I ordered a 2009 Orca frameset today and was wondering if the seatpost was included? I thought I remembered hearing that it had been in the past. I have a FSA K Force that will fit, but I think it will have too much offset for me. I will be using Campy Chorus 10 speed, and am excited to get it!! Thanks!!


----------



## rhauft (Aug 8, 2006)

Snopro440 said:


> I ordered a 2009 Orca frameset today and was wondering if the seatpost was included? I thought I remembered hearing that it had been in the past. I have a FSA K Force that will fit, but I think it will have too much offset for me. I will be using Campy Chorus 10 speed, and am excited to get it!! Thanks!!


yes... zeus carbon


----------



## WhyRun (Dec 29, 2008)

uh, mine did not, frame, fork, headset... plus i've heard people have had issues with the zeus carbon, so i might suggest against it.


----------



## kupe (Sep 20, 2005)

My Zeus carbon was not included, and I had problems with it. The carbon teeth on the head got ground down by the teeth on the aluminum clamp during my 2nd or 3rd ride on it. I sat up at the end of a downhill, still going 27mph or so, and the nose of my saddle decide to take a peek at the sky. Out with the Zeus, in with a Thomson Masterpiece. LBS said this wasn't the first time it happened.


----------



## rhauft (Aug 8, 2006)

I just sold my 09 Orca Evo on Craigslist, frame, fork, headset & *seatpost* :thumbsup:


----------



## WhyRun (Dec 29, 2008)

Agreed, go with a thomson masterpiece, the zeus post is not good.


----------



## BunnV (Sep 7, 2005)

kupe said:


> My Zeus carbon was not included, and I had problems with it. The carbon teeth on the head got ground down by the teeth on the aluminum clamp during my 2nd or 3rd ride on it. I sat up at the end of a downhill, still going 27mph or so, and the nose of my saddle decide to take a peek at the sky. Out with the Zeus, in with a Thomson Masterpiece. LBS said this wasn't the first time it happened.

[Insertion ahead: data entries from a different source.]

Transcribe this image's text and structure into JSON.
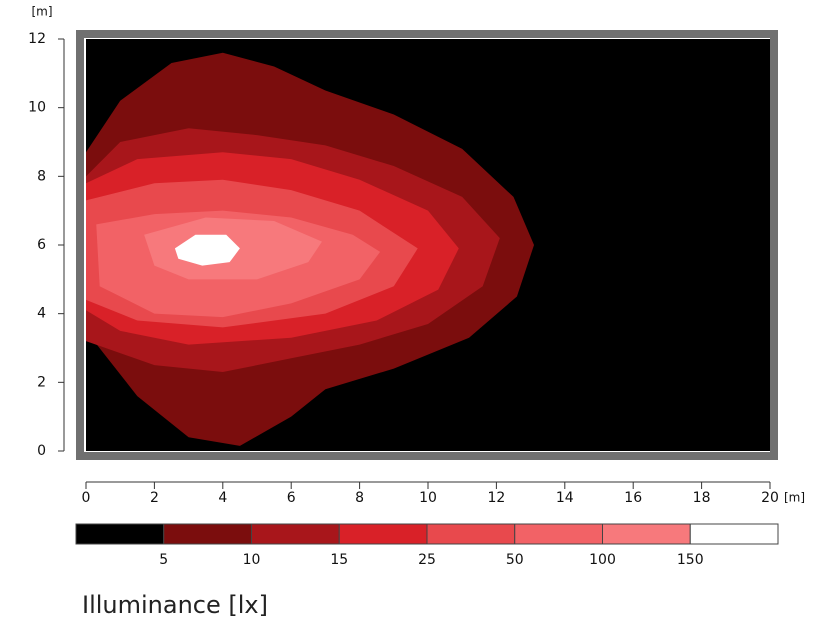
{
  "chart_data": {
    "type": "contour",
    "title": "Illuminance [lx]",
    "x_label": "[m]",
    "y_label": "[m]",
    "xlim": [
      0,
      20
    ],
    "ylim": [
      0,
      12
    ],
    "xticks": [
      0,
      2,
      4,
      6,
      8,
      10,
      12,
      14,
      16,
      18,
      20
    ],
    "yticks": [
      0,
      2,
      4,
      6,
      8,
      10,
      12
    ],
    "levels": [
      5,
      10,
      15,
      25,
      50,
      100,
      150
    ],
    "colors": [
      "#000000",
      "#7b0d0d",
      "#a8161b",
      "#d92128",
      "#e8494d",
      "#f26266",
      "#f7797c",
      "#ffffff"
    ],
    "contours": [
      {
        "x": [
          0,
          1,
          2.5,
          4,
          5.5,
          7,
          9,
          11,
          12.5,
          13.1,
          12.6,
          11.2,
          9,
          7,
          6,
          4.5,
          3,
          1.5,
          0
        ],
        "y": [
          8.7,
          10.2,
          11.3,
          11.6,
          11.2,
          10.5,
          9.8,
          8.8,
          7.4,
          6,
          4.5,
          3.3,
          2.4,
          1.8,
          1,
          0.15,
          0.4,
          1.6,
          3.5
        ]
      },
      {
        "x": [
          0,
          1,
          3,
          5,
          7,
          9,
          11,
          12.1,
          11.6,
          10,
          8,
          6,
          4,
          2,
          0
        ],
        "y": [
          8,
          9,
          9.4,
          9.2,
          8.9,
          8.3,
          7.4,
          6.2,
          4.8,
          3.7,
          3.1,
          2.7,
          2.3,
          2.5,
          3.2
        ]
      },
      {
        "x": [
          0,
          1.5,
          4,
          6,
          8,
          10,
          10.9,
          10.3,
          8.5,
          6,
          3,
          1,
          0
        ],
        "y": [
          7.8,
          8.5,
          8.7,
          8.5,
          7.9,
          7,
          5.9,
          4.7,
          3.8,
          3.3,
          3.1,
          3.5,
          4.1
        ]
      },
      {
        "x": [
          0,
          2,
          4,
          6,
          8,
          9.7,
          9,
          7,
          4,
          1.5,
          0
        ],
        "y": [
          7.3,
          7.8,
          7.9,
          7.6,
          7,
          5.9,
          4.8,
          4,
          3.6,
          3.8,
          4.4
        ]
      },
      {
        "x": [
          0.3,
          2,
          4,
          6,
          7.8,
          8.6,
          8,
          6,
          4,
          2,
          0.4
        ],
        "y": [
          6.6,
          6.9,
          7,
          6.8,
          6.3,
          5.8,
          5,
          4.3,
          3.9,
          4,
          4.8
        ]
      },
      {
        "x": [
          1.7,
          3.5,
          5.5,
          6.9,
          6.5,
          5,
          3,
          2
        ],
        "y": [
          6.3,
          6.8,
          6.7,
          6.1,
          5.5,
          5,
          5,
          5.4
        ]
      },
      {
        "x": [
          2.6,
          3.2,
          4.1,
          4.5,
          4.2,
          3.4,
          2.7
        ],
        "y": [
          5.9,
          6.3,
          6.3,
          5.9,
          5.5,
          5.4,
          5.6
        ]
      }
    ]
  }
}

I bought my frame used. It came with the fork, seat post clamp and Zeus post. Interestingly I've had no problems in about a year of use. My friend bought a new Orca as a complete bike. It also had a Zeus post and he had the same kinds of problems as you did. FWIW mine is an '07 and his is an '08.


----------



## Snopro440 (Dec 21, 2006)

I got my frameset, and it didn't come with one. I got open the box, and it wasn't included. Thats ok I guess!!!


----------



## mloywhite (Jan 26, 2006)

kupe said:


> The carbon teeth on the head got ground down by the teeth on the aluminum clamp during my 2nd or 3rd ride on it. I sat up at the end of a downhill, still going 27mph or so, and the nose of my saddle decide to take a peek at the sky. Out with the Zeus, in with a Thomson Masterpiece.


My '07 came with the Zeus. The same thing happened to mine, the teeth of the aluminum part stripped the carbon part, and as I sat down from a hard out-of-saddle effort, bam, I was speaking about 3 octaves higher, and ended up riding home for several miles standing up  I ended up with a Thomson, no problems since.


----------



## Tort (Nov 4, 2008)

mloywhite said:


> My '07 came with the Zeus. The same thing happened to mine, the teeth of the aluminum part stripped the carbon part, and as I sat down from a hard out-of-saddle effort, bam, I was speaking about 3 octaves higher, and ended up riding home for several miles standing up  I ended up with a Thomson, no problems since.


+1 here. I hit a small bump while on the rear of the saddle and next thing I knew the nose of my seat was trying to go places it doesn't belong.  Very uncomfortable ride back home. My LBS replaced it with a Ritchey Carbon, been great ever since.:thumbsup:


----------



## JimmyORCA (Mar 18, 2008)

My 08 and 09 ORCA did not come with the seat post, I guess lucky it didn't with the problems people are having. I am enjoying my Stella Azzura seat post.


----------



## Yeti guy (Feb 16, 2010)

Had my 2009 Onix for a month now and although I haven't had any problems with the carbon seatpost that came with it(don't think it's the Zeus), I have always used Thomson on my mtn bikes. If I was to sometime switch to a Thomson is there any special grease or prep I should use with the aluminum post for the Onix carbon frame? This is my first carbon bike and also my first road bike.


----------



## Campy-on-a-Trek (Mar 31, 2008)

My 07 Orca came with the Zeus. The worst seat post ever. I Purchaced an oval concepts seatpost and handlebars. No problems. Great seatpost. I highly recommend it.


----------